Hi this is my first question in the Data Science stack. I want to create an algorithm for text classification. Suppose i have a large set of text and articles. Lets say around 5000 plain texts. I first use a simple function to determine the frequency of all the four and above character words. I then use this as the feature of each training sample. Now i want my algorithm to be able to cluster the training sets to according to their features, which here is the frequency of each word in the article. (Note that in this example, each article would have its own unique feature since each article has a different feature, for example an article has 10 "water and 23 "pure" and another has 8 "politics" and 14 "leverage"). Can you suggest the best possible clustering algorithm for this example?
4 Answers
I don't know if you ever read SenseCluster by Ted Pedersen : http://senseclusters.sourceforge.net/. Very good paper for sense clustering.
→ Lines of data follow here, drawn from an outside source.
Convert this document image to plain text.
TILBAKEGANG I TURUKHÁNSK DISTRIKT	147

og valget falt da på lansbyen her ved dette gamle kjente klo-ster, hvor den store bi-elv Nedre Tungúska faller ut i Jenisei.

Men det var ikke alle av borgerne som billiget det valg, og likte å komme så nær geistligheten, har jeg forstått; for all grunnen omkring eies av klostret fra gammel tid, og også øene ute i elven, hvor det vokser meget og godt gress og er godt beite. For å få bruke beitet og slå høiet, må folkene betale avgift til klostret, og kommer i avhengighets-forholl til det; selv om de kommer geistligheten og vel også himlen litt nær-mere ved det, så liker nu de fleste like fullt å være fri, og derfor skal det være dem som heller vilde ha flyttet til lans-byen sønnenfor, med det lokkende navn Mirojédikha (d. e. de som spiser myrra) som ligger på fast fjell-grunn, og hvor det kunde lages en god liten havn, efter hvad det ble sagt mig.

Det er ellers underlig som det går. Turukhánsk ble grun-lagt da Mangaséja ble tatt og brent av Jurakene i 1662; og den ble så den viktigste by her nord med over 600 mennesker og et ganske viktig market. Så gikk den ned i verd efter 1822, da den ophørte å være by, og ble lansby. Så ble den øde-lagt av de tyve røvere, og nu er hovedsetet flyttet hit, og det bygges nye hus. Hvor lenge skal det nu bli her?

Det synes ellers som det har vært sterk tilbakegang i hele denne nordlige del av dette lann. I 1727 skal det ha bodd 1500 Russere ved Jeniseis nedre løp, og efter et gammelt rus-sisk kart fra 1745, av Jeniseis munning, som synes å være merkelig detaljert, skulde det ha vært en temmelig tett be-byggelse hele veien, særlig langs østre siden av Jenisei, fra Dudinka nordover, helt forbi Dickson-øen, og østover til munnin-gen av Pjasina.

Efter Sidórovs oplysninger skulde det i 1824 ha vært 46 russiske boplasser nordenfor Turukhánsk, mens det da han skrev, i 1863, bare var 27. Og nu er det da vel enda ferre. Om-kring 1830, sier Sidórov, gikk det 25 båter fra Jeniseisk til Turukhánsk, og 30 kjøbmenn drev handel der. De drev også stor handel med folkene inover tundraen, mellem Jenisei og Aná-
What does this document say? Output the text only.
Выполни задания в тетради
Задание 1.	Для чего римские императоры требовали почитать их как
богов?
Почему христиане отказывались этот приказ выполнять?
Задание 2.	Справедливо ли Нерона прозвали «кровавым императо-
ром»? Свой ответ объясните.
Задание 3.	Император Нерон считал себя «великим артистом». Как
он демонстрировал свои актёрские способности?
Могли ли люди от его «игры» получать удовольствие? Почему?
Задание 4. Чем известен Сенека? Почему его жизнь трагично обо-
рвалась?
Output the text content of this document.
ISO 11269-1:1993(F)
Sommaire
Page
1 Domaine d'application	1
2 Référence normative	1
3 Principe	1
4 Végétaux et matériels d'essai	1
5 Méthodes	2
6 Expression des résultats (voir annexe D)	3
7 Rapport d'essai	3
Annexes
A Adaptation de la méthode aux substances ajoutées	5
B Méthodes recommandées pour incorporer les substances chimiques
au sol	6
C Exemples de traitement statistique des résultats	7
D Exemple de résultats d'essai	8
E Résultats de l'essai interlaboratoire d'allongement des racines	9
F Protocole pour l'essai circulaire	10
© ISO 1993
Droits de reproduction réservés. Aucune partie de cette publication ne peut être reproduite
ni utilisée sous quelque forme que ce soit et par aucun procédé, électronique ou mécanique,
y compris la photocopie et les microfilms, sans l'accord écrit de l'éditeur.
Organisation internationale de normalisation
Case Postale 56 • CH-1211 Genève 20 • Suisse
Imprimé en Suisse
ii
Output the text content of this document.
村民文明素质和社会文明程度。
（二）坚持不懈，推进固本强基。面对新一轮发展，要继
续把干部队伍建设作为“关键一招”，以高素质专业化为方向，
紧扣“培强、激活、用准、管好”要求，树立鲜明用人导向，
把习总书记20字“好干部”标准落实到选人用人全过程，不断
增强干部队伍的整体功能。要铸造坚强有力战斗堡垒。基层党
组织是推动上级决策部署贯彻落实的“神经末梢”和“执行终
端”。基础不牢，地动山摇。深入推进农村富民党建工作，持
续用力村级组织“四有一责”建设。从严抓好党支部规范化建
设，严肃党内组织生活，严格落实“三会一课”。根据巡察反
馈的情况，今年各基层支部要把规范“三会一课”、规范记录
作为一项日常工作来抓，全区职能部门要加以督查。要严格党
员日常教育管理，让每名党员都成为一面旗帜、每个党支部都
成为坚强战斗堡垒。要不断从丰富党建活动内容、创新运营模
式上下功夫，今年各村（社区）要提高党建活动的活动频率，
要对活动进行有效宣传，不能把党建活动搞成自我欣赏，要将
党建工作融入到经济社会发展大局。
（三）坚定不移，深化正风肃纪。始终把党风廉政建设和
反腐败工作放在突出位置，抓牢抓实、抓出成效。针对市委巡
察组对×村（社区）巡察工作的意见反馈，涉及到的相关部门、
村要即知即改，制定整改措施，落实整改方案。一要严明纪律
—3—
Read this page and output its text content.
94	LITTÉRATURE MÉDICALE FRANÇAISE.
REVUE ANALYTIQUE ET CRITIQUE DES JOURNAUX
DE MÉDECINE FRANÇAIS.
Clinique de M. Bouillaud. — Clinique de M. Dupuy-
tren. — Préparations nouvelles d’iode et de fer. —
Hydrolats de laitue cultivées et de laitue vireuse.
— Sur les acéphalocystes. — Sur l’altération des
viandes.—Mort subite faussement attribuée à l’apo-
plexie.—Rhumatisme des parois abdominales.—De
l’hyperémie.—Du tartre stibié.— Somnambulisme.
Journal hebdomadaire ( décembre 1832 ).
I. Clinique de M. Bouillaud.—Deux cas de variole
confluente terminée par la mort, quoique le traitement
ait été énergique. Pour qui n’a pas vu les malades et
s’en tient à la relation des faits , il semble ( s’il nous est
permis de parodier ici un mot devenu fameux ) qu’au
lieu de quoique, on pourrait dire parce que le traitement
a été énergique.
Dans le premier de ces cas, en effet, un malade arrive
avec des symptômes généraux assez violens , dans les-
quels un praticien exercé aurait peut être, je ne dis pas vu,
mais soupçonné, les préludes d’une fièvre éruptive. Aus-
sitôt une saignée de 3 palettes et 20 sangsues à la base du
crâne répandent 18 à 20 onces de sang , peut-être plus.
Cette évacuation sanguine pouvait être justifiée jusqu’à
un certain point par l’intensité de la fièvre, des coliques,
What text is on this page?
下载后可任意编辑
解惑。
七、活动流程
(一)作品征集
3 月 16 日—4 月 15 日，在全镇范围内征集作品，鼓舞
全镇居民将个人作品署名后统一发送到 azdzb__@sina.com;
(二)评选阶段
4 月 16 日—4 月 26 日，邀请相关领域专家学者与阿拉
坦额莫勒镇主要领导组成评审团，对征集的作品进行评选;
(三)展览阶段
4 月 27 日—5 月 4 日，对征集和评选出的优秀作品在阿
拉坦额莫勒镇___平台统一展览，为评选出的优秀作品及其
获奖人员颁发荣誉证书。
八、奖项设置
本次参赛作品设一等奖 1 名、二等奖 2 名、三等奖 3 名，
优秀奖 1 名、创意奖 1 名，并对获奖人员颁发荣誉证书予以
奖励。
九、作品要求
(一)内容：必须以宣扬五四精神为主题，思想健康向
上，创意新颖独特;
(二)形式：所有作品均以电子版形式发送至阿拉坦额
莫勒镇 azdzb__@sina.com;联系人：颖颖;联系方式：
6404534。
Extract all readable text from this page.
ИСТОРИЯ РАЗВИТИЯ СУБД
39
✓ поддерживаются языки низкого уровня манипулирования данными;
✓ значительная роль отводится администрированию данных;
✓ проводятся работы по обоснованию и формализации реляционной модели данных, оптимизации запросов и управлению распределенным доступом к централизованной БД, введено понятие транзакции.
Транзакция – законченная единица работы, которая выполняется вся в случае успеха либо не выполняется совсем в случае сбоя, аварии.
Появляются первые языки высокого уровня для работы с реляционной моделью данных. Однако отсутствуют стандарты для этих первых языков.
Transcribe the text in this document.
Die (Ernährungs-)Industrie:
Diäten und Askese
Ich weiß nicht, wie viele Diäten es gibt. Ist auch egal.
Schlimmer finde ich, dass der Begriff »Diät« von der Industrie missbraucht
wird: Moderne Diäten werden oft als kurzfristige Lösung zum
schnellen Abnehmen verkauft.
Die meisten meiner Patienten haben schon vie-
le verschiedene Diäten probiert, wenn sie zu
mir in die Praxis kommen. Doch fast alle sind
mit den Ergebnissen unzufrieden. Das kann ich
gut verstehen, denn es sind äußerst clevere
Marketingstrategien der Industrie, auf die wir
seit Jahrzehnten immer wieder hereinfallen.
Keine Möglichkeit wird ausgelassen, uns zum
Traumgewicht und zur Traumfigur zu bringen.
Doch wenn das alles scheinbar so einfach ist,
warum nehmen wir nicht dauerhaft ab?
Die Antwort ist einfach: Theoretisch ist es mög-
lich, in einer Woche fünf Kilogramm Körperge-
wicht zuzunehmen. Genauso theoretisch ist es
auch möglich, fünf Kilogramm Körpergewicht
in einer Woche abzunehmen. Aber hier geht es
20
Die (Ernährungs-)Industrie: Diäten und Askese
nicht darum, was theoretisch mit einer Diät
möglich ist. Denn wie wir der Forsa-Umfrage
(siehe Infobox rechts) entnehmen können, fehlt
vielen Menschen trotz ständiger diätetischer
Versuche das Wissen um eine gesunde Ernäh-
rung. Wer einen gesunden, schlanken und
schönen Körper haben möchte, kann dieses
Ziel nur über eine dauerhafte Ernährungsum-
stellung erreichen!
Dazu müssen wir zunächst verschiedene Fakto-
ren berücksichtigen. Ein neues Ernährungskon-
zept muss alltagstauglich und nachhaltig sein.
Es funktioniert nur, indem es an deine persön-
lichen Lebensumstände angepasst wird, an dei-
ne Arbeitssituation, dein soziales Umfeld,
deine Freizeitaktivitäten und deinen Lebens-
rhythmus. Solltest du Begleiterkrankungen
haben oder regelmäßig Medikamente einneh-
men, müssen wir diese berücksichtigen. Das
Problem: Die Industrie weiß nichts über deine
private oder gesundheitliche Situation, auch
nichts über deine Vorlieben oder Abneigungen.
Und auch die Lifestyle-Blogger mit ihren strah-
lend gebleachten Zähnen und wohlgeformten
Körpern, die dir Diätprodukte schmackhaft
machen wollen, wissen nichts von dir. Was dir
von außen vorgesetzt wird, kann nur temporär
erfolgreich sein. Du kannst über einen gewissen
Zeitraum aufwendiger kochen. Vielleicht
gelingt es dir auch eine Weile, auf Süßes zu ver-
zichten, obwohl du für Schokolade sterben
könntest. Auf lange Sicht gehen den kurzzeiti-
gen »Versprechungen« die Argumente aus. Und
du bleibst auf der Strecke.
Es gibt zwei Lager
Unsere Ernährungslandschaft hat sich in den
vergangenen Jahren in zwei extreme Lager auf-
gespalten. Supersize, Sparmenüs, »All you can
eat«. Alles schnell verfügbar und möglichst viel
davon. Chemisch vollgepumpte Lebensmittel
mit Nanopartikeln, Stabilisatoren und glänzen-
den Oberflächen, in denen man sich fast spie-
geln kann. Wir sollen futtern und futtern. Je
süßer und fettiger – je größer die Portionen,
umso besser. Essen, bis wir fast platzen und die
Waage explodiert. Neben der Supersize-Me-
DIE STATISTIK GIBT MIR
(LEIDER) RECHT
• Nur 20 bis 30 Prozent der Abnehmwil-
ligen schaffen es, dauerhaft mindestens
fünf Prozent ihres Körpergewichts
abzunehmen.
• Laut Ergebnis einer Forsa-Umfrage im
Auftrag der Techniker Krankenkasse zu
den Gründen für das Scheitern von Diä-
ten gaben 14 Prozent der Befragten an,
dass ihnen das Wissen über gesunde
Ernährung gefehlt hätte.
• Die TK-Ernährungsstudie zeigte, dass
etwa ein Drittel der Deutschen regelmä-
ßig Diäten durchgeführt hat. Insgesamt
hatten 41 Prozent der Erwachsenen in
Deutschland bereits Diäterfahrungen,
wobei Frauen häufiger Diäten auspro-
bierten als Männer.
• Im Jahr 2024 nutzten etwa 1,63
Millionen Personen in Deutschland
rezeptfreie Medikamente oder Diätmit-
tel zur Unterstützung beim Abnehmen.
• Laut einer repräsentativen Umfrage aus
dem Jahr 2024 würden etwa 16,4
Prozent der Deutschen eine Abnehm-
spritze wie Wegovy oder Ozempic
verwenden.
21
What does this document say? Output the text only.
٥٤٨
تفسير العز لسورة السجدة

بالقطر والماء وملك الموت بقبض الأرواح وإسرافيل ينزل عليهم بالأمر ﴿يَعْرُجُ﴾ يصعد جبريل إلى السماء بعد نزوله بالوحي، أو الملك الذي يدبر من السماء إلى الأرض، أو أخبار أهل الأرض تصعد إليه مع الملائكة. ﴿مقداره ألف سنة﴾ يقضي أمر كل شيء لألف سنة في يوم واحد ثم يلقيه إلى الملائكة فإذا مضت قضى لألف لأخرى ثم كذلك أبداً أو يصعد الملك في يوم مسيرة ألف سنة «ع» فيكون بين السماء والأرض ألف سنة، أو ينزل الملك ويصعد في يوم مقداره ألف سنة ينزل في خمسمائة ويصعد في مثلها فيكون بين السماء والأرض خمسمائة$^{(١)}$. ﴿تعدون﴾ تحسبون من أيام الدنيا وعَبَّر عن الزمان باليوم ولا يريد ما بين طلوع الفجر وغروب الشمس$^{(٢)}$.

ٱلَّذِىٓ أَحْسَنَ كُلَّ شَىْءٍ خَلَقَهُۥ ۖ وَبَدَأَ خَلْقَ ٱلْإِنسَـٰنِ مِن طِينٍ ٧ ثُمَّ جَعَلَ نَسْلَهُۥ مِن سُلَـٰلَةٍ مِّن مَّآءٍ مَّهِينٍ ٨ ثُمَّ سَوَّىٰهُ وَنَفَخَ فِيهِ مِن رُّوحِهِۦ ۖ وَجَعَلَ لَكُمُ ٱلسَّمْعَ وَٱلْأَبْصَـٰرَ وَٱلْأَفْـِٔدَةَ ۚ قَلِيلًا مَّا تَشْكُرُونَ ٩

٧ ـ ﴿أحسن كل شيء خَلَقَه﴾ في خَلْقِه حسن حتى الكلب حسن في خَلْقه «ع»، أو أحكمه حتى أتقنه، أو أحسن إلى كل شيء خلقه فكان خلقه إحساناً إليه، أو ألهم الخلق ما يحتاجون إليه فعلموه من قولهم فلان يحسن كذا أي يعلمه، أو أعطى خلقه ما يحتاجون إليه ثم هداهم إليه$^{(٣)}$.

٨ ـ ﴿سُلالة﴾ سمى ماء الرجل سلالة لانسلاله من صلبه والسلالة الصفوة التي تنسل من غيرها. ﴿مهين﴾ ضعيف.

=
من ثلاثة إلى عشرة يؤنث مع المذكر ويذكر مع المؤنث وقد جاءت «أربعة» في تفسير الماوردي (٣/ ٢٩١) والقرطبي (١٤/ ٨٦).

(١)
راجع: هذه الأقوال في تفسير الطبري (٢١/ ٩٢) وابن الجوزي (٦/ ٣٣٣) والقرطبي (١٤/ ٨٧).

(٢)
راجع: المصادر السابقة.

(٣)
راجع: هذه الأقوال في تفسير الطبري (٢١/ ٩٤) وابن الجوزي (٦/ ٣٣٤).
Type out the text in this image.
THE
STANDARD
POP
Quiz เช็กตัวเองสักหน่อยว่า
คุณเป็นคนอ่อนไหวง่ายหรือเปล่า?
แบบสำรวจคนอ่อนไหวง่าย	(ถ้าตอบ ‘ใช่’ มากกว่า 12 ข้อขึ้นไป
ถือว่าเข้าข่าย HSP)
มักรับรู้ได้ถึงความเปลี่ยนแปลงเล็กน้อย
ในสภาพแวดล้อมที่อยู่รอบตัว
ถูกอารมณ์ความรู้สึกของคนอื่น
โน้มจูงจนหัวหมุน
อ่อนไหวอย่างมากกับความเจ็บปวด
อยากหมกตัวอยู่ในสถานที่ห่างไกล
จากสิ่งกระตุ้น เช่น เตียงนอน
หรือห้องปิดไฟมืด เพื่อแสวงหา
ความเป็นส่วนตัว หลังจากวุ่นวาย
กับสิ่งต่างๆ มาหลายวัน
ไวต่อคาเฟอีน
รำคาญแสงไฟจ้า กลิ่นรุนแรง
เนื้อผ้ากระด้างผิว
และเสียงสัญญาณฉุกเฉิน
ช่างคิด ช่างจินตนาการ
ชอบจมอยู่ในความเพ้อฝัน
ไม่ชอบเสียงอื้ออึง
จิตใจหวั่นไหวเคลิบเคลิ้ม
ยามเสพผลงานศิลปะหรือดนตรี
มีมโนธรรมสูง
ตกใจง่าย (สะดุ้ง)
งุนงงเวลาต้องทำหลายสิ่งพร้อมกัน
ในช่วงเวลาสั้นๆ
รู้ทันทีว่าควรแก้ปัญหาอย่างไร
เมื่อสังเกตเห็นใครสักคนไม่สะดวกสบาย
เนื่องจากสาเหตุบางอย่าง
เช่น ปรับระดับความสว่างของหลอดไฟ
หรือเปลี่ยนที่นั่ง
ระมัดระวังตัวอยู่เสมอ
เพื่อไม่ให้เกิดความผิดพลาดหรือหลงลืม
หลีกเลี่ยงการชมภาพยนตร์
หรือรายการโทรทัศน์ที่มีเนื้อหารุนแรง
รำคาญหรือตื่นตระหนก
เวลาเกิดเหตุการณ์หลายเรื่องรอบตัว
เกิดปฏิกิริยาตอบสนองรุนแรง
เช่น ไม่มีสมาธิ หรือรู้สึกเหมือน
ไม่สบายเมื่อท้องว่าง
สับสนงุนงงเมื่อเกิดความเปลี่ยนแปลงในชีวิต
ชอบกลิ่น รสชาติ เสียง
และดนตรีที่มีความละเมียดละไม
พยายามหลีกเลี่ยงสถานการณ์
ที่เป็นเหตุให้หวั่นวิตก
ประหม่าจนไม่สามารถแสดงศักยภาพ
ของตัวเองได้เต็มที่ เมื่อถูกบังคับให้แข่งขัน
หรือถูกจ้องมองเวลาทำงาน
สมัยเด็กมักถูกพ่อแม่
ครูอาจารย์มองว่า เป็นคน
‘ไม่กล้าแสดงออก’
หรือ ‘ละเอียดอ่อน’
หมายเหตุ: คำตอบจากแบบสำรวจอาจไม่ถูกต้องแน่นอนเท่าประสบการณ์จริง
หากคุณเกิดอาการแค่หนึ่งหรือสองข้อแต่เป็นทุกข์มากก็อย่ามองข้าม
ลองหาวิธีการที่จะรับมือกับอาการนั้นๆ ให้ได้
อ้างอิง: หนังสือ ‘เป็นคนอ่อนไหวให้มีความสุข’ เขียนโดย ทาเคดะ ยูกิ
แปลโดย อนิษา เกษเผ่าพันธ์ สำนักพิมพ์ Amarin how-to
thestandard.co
Also, when you analyze words, think that "computer", "computers", "computering", ... represent one concept, so only one feature. Very important for a correct analysis.
To speak about the clustering algorithm, you could use a hierarchical clustering. At each step of the algo, you merge the 2 most similar texts according to their features (using a measure of dissimilarity, euclidean distance for example). With that measure of dissimilarity, you are able to find the best number of clusters and so, the best clustering for your texts and articles.
Good luck :)
If you want to proceed on your existing path I suggest normalizing each term's frequency by its popularity in the entire corpus, so rare and hence predictive words are promoted. Then use random projections to reduce the dimensionality of these very long vectors down to size so your clustering algorithm will work better (you don't want to cluster in high dimensional spaces).
But there are other ways of topic modeling. Read this tutorial to learn more.
Cannot say it is the best one, but Latent Semantic Analysis could be one option. Basically it is based on co-occurrence, you need to weight it first.
http://en.wikipedia.org/wiki/Latent_semantic_analysis
http://lsa.colorado.edu/papers/dp1.LSAintro.pdf
The problem is that LSA does not have firm statistic support.